BigTech firms are playing an increasingly prominent role in the financial system and have begun to provide financial services. Some BigTech firms have grown rapidly in the past decade and, on some measures, are comparable in size or even bigger than some of the world’s largest financial institutions.
Such firms benefit from having large existing customer bases and from collecting and analysing their customers’ data. They can use this to achieve scale rapidly across different business lines, including in financial services. They also tend to have significant financial resources and are often able to access capital and funding at lower cost than some large financial groups.
BigTech firms differ in both the breadth of financial services they offer and in the nature of their interaction with incumbent financial institutions. In advanced economies (AEs), such companies’ financial activities are generally more narrow (e.g. focused on payments), and tend to complement the activities of existing financial institutions.
In emerging markets and developing economies (EMDEs), BigTech firms provide a broader range of financial services such as lending, insurance and asset management. This variation may be due to differences in financial development, approaches to financial regulation, and the penetration of financial services across different geographies.
This report examines recent developments in the provision of financial services by BigTech firms, and the resulting benefits and risks to financial stability.
Various modes of interaction
Various modes of interaction are emerging between BigTech firms and financial institutions. Some involve partnerships, for example where BigTech firms provide technology infrastructure to financial institutions. In some markets, BigTech firms also compete directly with existing financial firms. The overall response of incumbent financial institutions to BigTech firms’ entry in financial services and its effect on their business models is likely to vary across institutions and markets.

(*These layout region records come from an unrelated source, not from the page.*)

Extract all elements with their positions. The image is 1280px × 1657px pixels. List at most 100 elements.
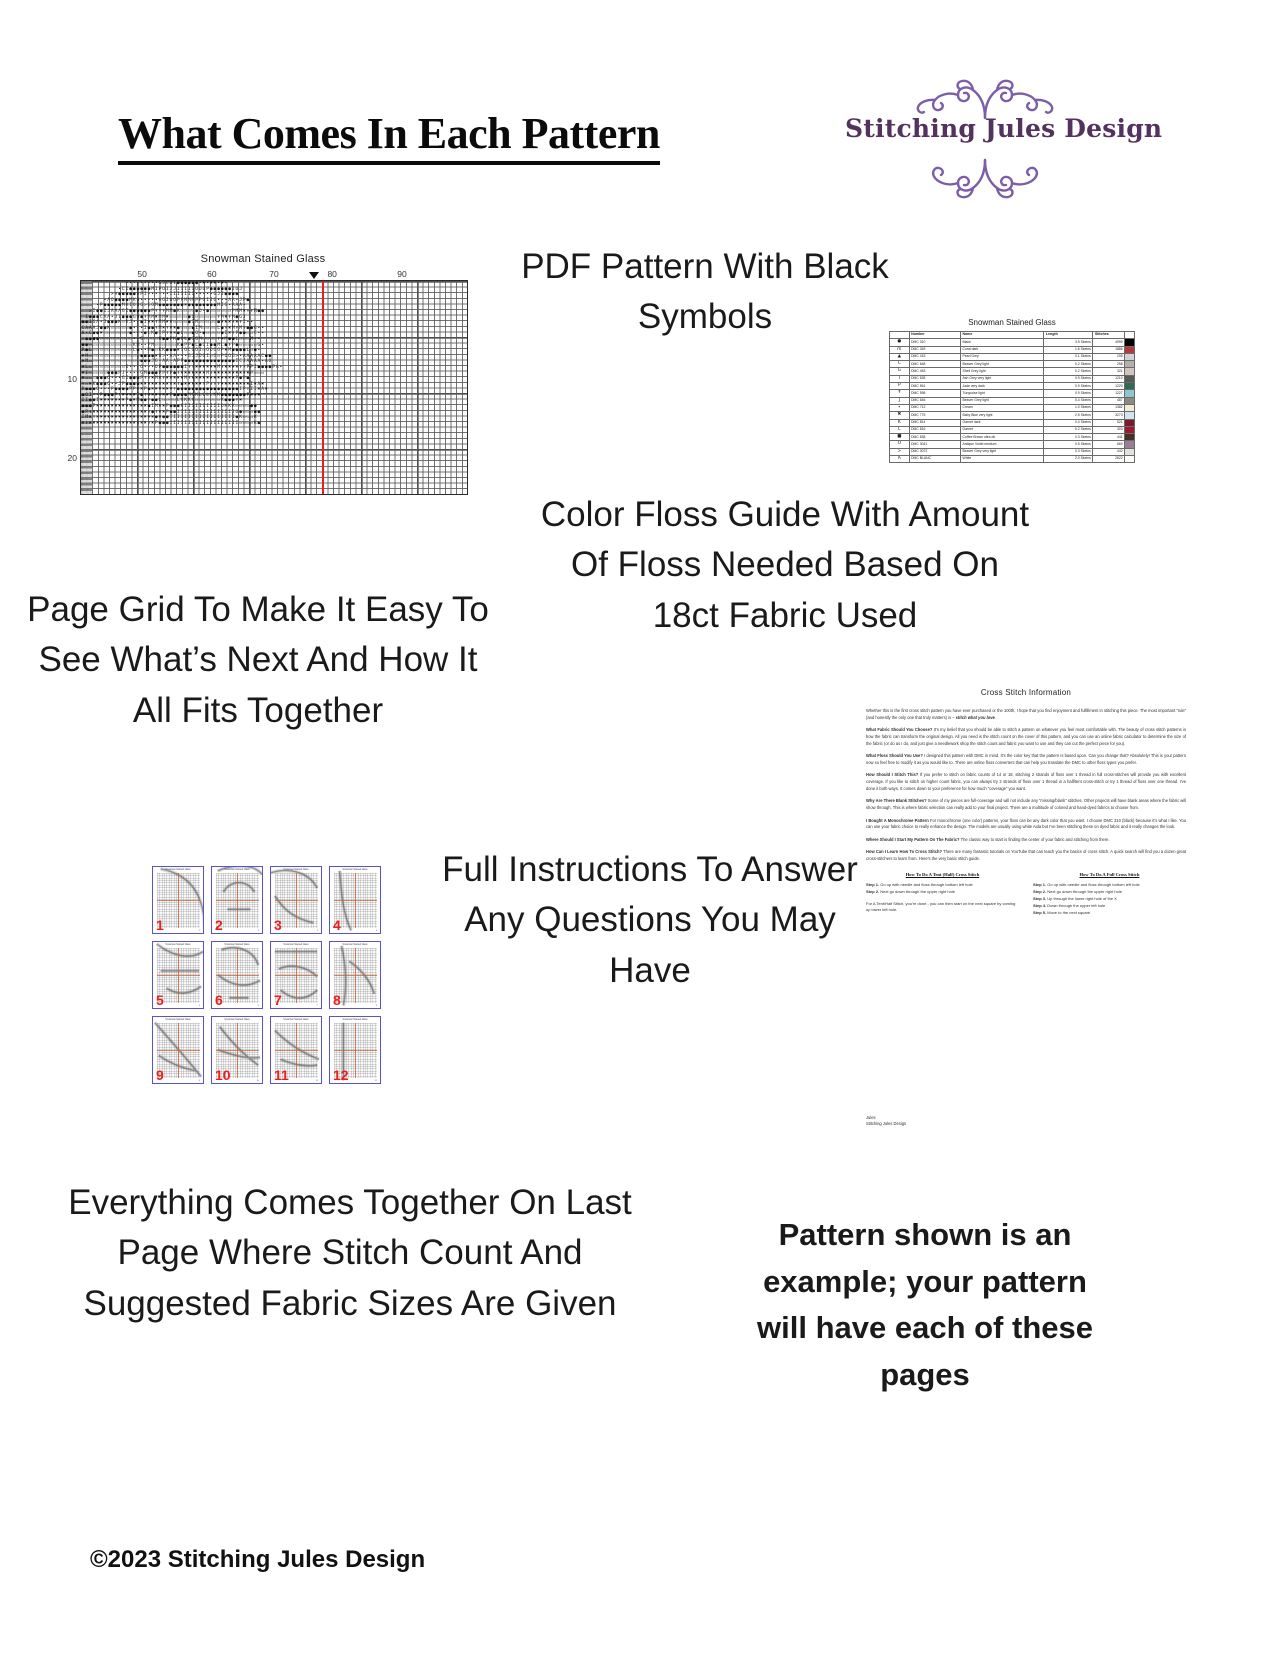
cell-symbol: J <box>889 396 910 405</box>
cell-length: 1.6 Skeins <box>1043 345 1094 354</box>
chart-symbol-cells: ∙∙∙∙∙∙∙∙∙GJCOI●●●●●●∙✖∙✖✖∙✖∙ ∙CI●●●●●●MI… <box>81 281 284 426</box>
cell-swatch <box>1124 411 1135 420</box>
instructions-body: Whether this is the first cross stitch p… <box>866 708 1186 863</box>
chart-center-line <box>322 281 325 494</box>
thumbnail-number: 7 <box>274 992 282 1008</box>
thumbnail-center-v <box>237 948 238 1003</box>
cell-number: DMC 646 <box>908 396 962 405</box>
cell-stitches: 2622 <box>1092 455 1126 464</box>
cell-symbol: ▲ <box>889 352 910 362</box>
thumbnail-footer: 4 <box>375 930 377 932</box>
instructions-paragraph: How Can I Learn How To Cross Stitch? The… <box>866 849 1187 861</box>
thumbnail-center-v <box>178 948 179 1003</box>
page-thumbnail[interactable]: Snowman Stained Glass 3 3 <box>270 866 322 934</box>
table-row: ∙ DMC 712 Cream 1.0 Skeins 1382 <box>889 403 1135 413</box>
instructions-paragraph: How Should I Stitch This? If you prefer … <box>866 772 1186 791</box>
col-label: 80 <box>327 269 337 279</box>
table-row: ▲ DMC 415 Pearl Grey 0.1 Skeins 195 <box>889 352 1135 362</box>
thumbnail-number: 12 <box>333 1067 349 1083</box>
cell-stitches: 442 <box>1092 447 1126 457</box>
thumbnail-footer: 8 <box>375 1005 377 1007</box>
table-header-row: Number Name Length Stitches <box>889 330 1135 340</box>
thumbnail-footer: 9 <box>198 1080 200 1082</box>
cell-symbol: ✖ <box>889 411 910 420</box>
thumbnail-center-v <box>178 1023 179 1078</box>
cell-length: 0.3 Skeins <box>1043 433 1094 442</box>
cell-swatch <box>1124 396 1135 405</box>
page-thumbnail[interactable]: Snowman Stained Glass 10 10 <box>211 1016 263 1084</box>
flourish-bottom-icon <box>845 158 1125 200</box>
cell-symbol: ✝ <box>889 389 910 398</box>
cell-length: 0.3 Skeins <box>1043 447 1094 457</box>
cell-stitches: 660 <box>1092 440 1126 449</box>
cell-symbol: O <box>889 440 910 449</box>
page-thumbnail[interactable]: Snowman Stained Glass 4 4 <box>329 866 381 934</box>
cell-length: 0.2 Skeins <box>1043 425 1094 435</box>
thumbnail-center-v <box>296 873 297 928</box>
cell-length: 0.1 Skeins <box>1043 352 1094 362</box>
thumbnail-number: 1 <box>156 917 164 933</box>
instructions-paragraph: Why Are There Blank Stitches? Some of my… <box>866 798 1186 810</box>
pattern-chart: Snowman Stained Glass 50 60 70 80 90 10 … <box>58 253 468 503</box>
col-length: Length <box>1043 330 1094 340</box>
cell-name: Jade very dark <box>960 382 1045 391</box>
col-label: 60 <box>207 269 217 279</box>
col-label: 50 <box>137 269 147 279</box>
cell-length: 2.0 Skeins <box>1043 455 1094 464</box>
page-thumbnail[interactable]: Snowman Stained Glass 6 6 <box>211 941 263 1009</box>
thumbnail-number: 2 <box>215 917 223 933</box>
col-symbol <box>889 330 910 340</box>
cell-length: 0.9 Skeins <box>1043 389 1094 398</box>
page-thumbnail[interactable]: Snowman Stained Glass 5 5 <box>152 941 204 1009</box>
col-label: 70 <box>269 269 279 279</box>
page-thumbnail[interactable]: Snowman Stained Glass 9 9 <box>152 1016 204 1084</box>
page-thumbnail[interactable]: Snowman Stained Glass 12 12 <box>329 1016 381 1084</box>
cell-number: DMC 349 <box>908 345 962 354</box>
page-thumbnail[interactable]: Snowman Stained Glass 7 7 <box>270 941 322 1009</box>
cell-symbol: L <box>889 425 910 435</box>
row-label: 20 <box>67 453 77 464</box>
cell-number: DMC 816 <box>908 425 962 435</box>
cell-name: Black <box>960 338 1045 347</box>
cell-stitches: 521 <box>1092 418 1126 427</box>
cell-number: DMC 712 <box>908 403 962 413</box>
thumbnail-center-v <box>178 873 179 928</box>
cell-number: DMC 648 <box>908 360 962 369</box>
col-number: Number <box>908 330 962 340</box>
thumbnail-number: 5 <box>156 992 164 1008</box>
thumbnail-footer: 10 <box>256 1080 259 1082</box>
thumbnail-footer: 5 <box>198 1005 200 1007</box>
thumbnail-center-v <box>355 873 356 928</box>
cell-name: Cream <box>960 403 1045 413</box>
cell-symbol: G <box>889 367 910 376</box>
thumbnail-center-v <box>237 873 238 928</box>
col-swatch <box>1124 330 1135 340</box>
col-name: Name <box>960 330 1045 340</box>
table-row: C DMC 648 Beaver Grey light 0.2 Skeins 258 <box>889 360 1135 369</box>
page-thumbnail[interactable]: Snowman Stained Glass 1 1 <box>152 866 204 934</box>
cell-length: 0.2 Skeins <box>1043 360 1094 369</box>
cell-stitches: 321 <box>1092 367 1126 376</box>
page-thumbnail[interactable]: Snowman Stained Glass 2 2 <box>211 866 263 934</box>
table-row: m DMC 349 Coral dark 1.6 Skeins 1886 <box>889 345 1135 354</box>
instructions-paragraph: I Bought A Monochrome Pattern For monoch… <box>866 817 1186 830</box>
thumbnail-footer: 7 <box>316 1005 318 1007</box>
cell-swatch <box>1124 360 1135 369</box>
cell-swatch <box>1124 382 1135 391</box>
cell-symbol: P <box>889 382 910 391</box>
howto-tent-stitch: How To Do A Tent (Half) Cross Stitch Ste… <box>866 872 1019 918</box>
table-row: P DMC 561 Jade very dark 0.9 Skeins 1220 <box>889 382 1135 391</box>
howto-tent-heading: How To Do A Tent (Half) Cross Stitch <box>905 871 980 877</box>
thumbnail-center-v <box>296 1023 297 1078</box>
cell-swatch <box>1124 447 1135 457</box>
cell-swatch <box>1124 425 1135 435</box>
howto-tent-note: For A Tent/Half Stitch, you’re done - yo… <box>866 901 1016 913</box>
cell-name: Baby Blue very light <box>960 411 1045 420</box>
howto-step: Step 3. Up through the lower right hole … <box>1033 896 1117 901</box>
page-thumbnail[interactable]: Snowman Stained Glass 8 8 <box>329 941 381 1009</box>
page-thumbnail[interactable]: Snowman Stained Glass 11 11 <box>270 1016 322 1084</box>
table-row: ✝ DMC 598 Turquoise light 0.9 Skeins 1227 <box>889 389 1135 398</box>
thumbnail-number: 8 <box>333 992 341 1008</box>
table-row: L DMC 816 Garnet 0.2 Skeins 303 <box>889 425 1135 435</box>
cell-name: Garnet <box>960 425 1045 435</box>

The activities of these firms in the financial services sector have numerous benefits. These include the potential for innovation, diversification and efficiency in the provision of financial services. They can also contribute to financial inclusion, particularly in EMDEs where they have the potential to increase access to financial services by previously unbanked populations, improving financial inclusion and facilitate access to markets that were previously untapped, a particularly important benefit for small and medium sized enterprises (SMEs) competing with incumbents in financial services.
The third-party services offered by BigTech firms also may provide access to technologies like artificial intelligence and data analytics capabilities previously unavailable to the wider marketplace.
BigTech firms’ activities may also pose risks to financial stability. Some risks are similar to those from financial firms more broadly (including FinTech firms), and have been the subject of previous work by the FSB. These include financial risks that stem from leverage, maturity transformation and liquidity mismatches, as well as operational risks including those that might arise from potential shortcomings in governance, risk and process controls.
BigTech firms engaging in financial services may also pose risks to financial stability that are different to, or more prominent than, those from FinTech firms more generally. These risks to financial stability might be greater in countries where firms become significant providers of financial services. Such risks are, by their nature, uncertain and forward looking, given that BigTechs’ provision of financial services is relatively nascent in most jurisdictions.
Some potential risks stem from how firms could use their network and infrastructure to achieve scale in financial services very rapidly. Competition from BigTech firms might reduce the resilience of financial institutions, either by affecting their profitability or by reducing the stability of their funding.
BigTech’ widespread access to valuable customer data could also be self-reinforcing via network effects. The scale and complexity of linkages between BigTech and financial firms could also act as channels for the propagation of risk. Such linkages arise from financial institutions’ dependence on third-party services provided by some BigTech firms.
Other linkages arise through BigTech firms’ partnerships with financial institutions to originate and/or distribute financial products. These risks may be particularly significant if such financial services are not readily substitutable, and if BigTech firms’ risk management and controls are less effective than those required of regulated financial institutions.
A further overarching consideration is that a small number of BigTech firms may in the future come to dominate, rather than diversify, the provision of certain financial services in some jurisdictions. If this were to occur, the failure of these firms could lead to widespread disruption. In particular, this might be a risk if BigTech firms’ activities in financial services were not accompanied by appropriate risk management and regulatory monitoring, or if BigTech firms’ customers were not able to readily switch to other providers of financial services.
These developments raise a range of issues for policymakers. The activities of BigTech firms in financial services may be subject to regulation in most jurisdictions. There is a question, however, of whether additional regulation and/or financial oversight may be warranted.
Regulators and supervisors might also be mindful of the degree to which the resilience of incumbent financial institutions and the viability of their business models might be affected by their interlinkages with and competition from BigTech firms. Finally, BigTech firms’ ability to leverage wide-ranging customer data raises considerations for authorities regarding policies governing data ownership, access and portability.